Oral Presentation BACPATH 2022

The molecular basis of how different strains and pathotypes of diarrhoeagenic and uropathogenic E.coli form biofilms on host surfaces. (#21)

Jason J Paxman 1 , Julieanne Vo 1 , Gabriella CM Ortiz 1 , Alvin W Lo 2 , Lilian Hor 1 , Makrina Totsika 3 , Mark Schembri 2 , BegoƱa Heras 1
  1. Department of Biochemistry and Genetics, La Trobe Institute for Molecular Science, La Trobe University, Melbourne, VIC, Australia
  2. Australian Infectious Diseases Research Centre, School of Chemistry and Molecular Biosciences, The University of Queensland, Brisbane, QLD, Australia
  3. Department of Biomedical Sciences, Queensland University of Technology, Brisbane, Queensland, Australia

Introduction:

Around 80% of human bacterial infections are associated with biofilms, where the aggregates of bacteria afford protection from host immune factors, removal by body peristalsis and antimicrobials. In fact the persistence of bacteria within biofilms is a leading cause for the worldwide and ever increasing threat of bacterial resistance to antibiotics. Here we reveal the molecular mechanisms of how non-fimbrial adhesins1 promote intimate biofilm formation on human epithelial surfaces by uropathogenic, enterohemorrhagic and entertoxigenic E. coli that are responsible for urinary tract and severe diarrheal infections.

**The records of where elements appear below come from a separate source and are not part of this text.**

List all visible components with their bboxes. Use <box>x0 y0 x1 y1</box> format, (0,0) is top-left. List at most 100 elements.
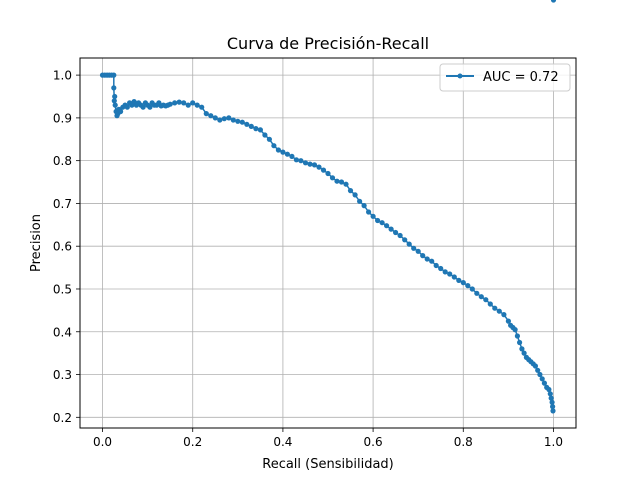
pr-curve-point <box>190 100 196 106</box>
y-tick-label: 0.7 <box>53 197 72 211</box>
pr-curve-point <box>517 339 523 346</box>
pr-curve-point <box>320 167 327 173</box>
pr-curve-point <box>487 301 493 307</box>
pr-curve-point <box>253 126 259 132</box>
pr-curve-point <box>483 297 489 303</box>
pr-curve-point <box>460 280 466 286</box>
pr-curve-point <box>112 102 118 108</box>
x-axis-ticks: 0.0 0.2 0.4 0.6 0.8 1.0 <box>93 428 563 449</box>
pr-curve-point <box>521 350 527 356</box>
pr-curve-point <box>257 127 263 133</box>
pr-curve-point <box>118 108 124 115</box>
pr-curve-point <box>447 271 453 277</box>
pr-curve-point <box>366 209 372 215</box>
pr-curve-point <box>275 147 281 153</box>
pr-curve-point <box>239 119 245 125</box>
pr-curve-point <box>124 104 130 110</box>
pr-curve-point <box>111 72 117 78</box>
pr-curve-point <box>307 161 313 167</box>
pr-curve-point <box>478 294 484 300</box>
pr-curve-point <box>203 111 209 117</box>
plot-area-frame <box>79 57 577 429</box>
pr-curve-point <box>388 226 394 232</box>
pr-curve-point <box>541 380 548 386</box>
pr-curve-point <box>140 104 146 110</box>
x-tick-label: 0.4 <box>273 435 292 449</box>
pr-curve-point <box>546 386 552 393</box>
pr-curve-point <box>325 170 331 177</box>
pr-curve-point <box>549 399 555 405</box>
pr-curve-point <box>172 100 178 106</box>
pr-curve-point <box>298 158 304 164</box>
y-tick-label: 0.4 <box>53 325 72 339</box>
pr-curve-point <box>112 93 118 100</box>
y-tick-label: 0.5 <box>53 282 72 296</box>
pr-curve-point <box>379 220 385 226</box>
pr-curve-point <box>539 376 545 382</box>
pr-curve-point <box>221 116 227 122</box>
pr-curve-point <box>492 305 498 311</box>
y-tick-label: 1.0 <box>53 69 72 83</box>
y-tick-label: 0.6 <box>53 240 72 254</box>
x-tick-label: 0.6 <box>364 435 383 449</box>
pr-curve-point <box>111 98 117 104</box>
pr-curve-point <box>505 318 511 324</box>
pr-curve-point <box>111 85 117 91</box>
pr-curve-point <box>266 136 272 142</box>
pr-curve-point <box>550 404 556 410</box>
pr-curve-point <box>316 164 322 170</box>
pr-curve-point <box>194 102 200 108</box>
pr-curve-point <box>334 178 340 184</box>
pr-curve-point <box>424 256 430 262</box>
y-tick-label: 0.8 <box>53 154 72 168</box>
pr-curve-point <box>226 115 232 121</box>
pr-curve-point <box>212 115 218 121</box>
pr-curve-point <box>244 121 250 127</box>
pr-curve-point <box>343 181 349 187</box>
pr-curve-point <box>406 241 412 247</box>
pr-curve-point <box>548 395 554 401</box>
pr-curve-point <box>329 175 336 181</box>
pr-curve-point <box>230 117 236 123</box>
pr-curve-point <box>262 132 268 138</box>
pr-curve-point <box>181 100 187 106</box>
pr-curve-line <box>102 74 554 411</box>
pr-curve-point <box>465 283 471 289</box>
pr-curve-point <box>235 118 241 124</box>
pr-curve-point <box>208 113 214 119</box>
pr-curve-point <box>289 153 295 159</box>
pr-curve-point <box>217 117 223 123</box>
pr-curve-point <box>357 198 363 204</box>
pr-curve-point <box>280 149 286 155</box>
y-tick-label: 0.9 <box>53 111 72 125</box>
pr-curve-point <box>311 162 318 168</box>
pr-curve-point <box>370 213 376 219</box>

Aims: We sought to progress from the multitude of genotype-phenotype studies to gain a molecular understanding of how non-fimbrial adhesins are involved in promoting biofilms on epithelial surfaces.

Methodology:

In conjunction with expert collaborators we have developed a program to study virulence factors such as the non-fimbrial adhesins using a multidisciplinary approach of using X-ray crystallography combined with biophysical, biochemical, cellular, microbiology and animal models of infection.

Findings:

Our research has shown how pathogenic bacteria such as E. coli use non-fimbrial adhesins to intimately adhere to host epithelial surfaces2. Now with another 6 crystal structures of these adhesins in combination with a plethora of functional data we show for the first time how pathogenic E. coli infections progress to forming persistent biofilms on epithelial surfaces3,4. Importantly we show how these large >500 residue bacterial surface adhesins promote biofilm formation through a loosely conserved 'handshake' mechanism. In addition, we reveal how processes such as the glycosylation of these adhesins can be used to switch bacteria from a biofilm phenotype to more active processes such as cellular invasion. But perhaps of even greater significance, we have used our molecular insights to develop and patent the first Australian inhibitor of medical bacterial biofilms5.

[1]Clarke...Paxman* and Heras*.(2022). Front. Immunol. [2]Paxman et al.,(2019). Nat. Commun. [3]Vo,..........Paxman* and Heras*(2022). Nature NPJ Biofilms Microbiomes. [4]Heras,..Paxman et al.,(2014). Proc Natl Acad Sci. [5]Heras, Paxman et al., PCT/AU2019/050893.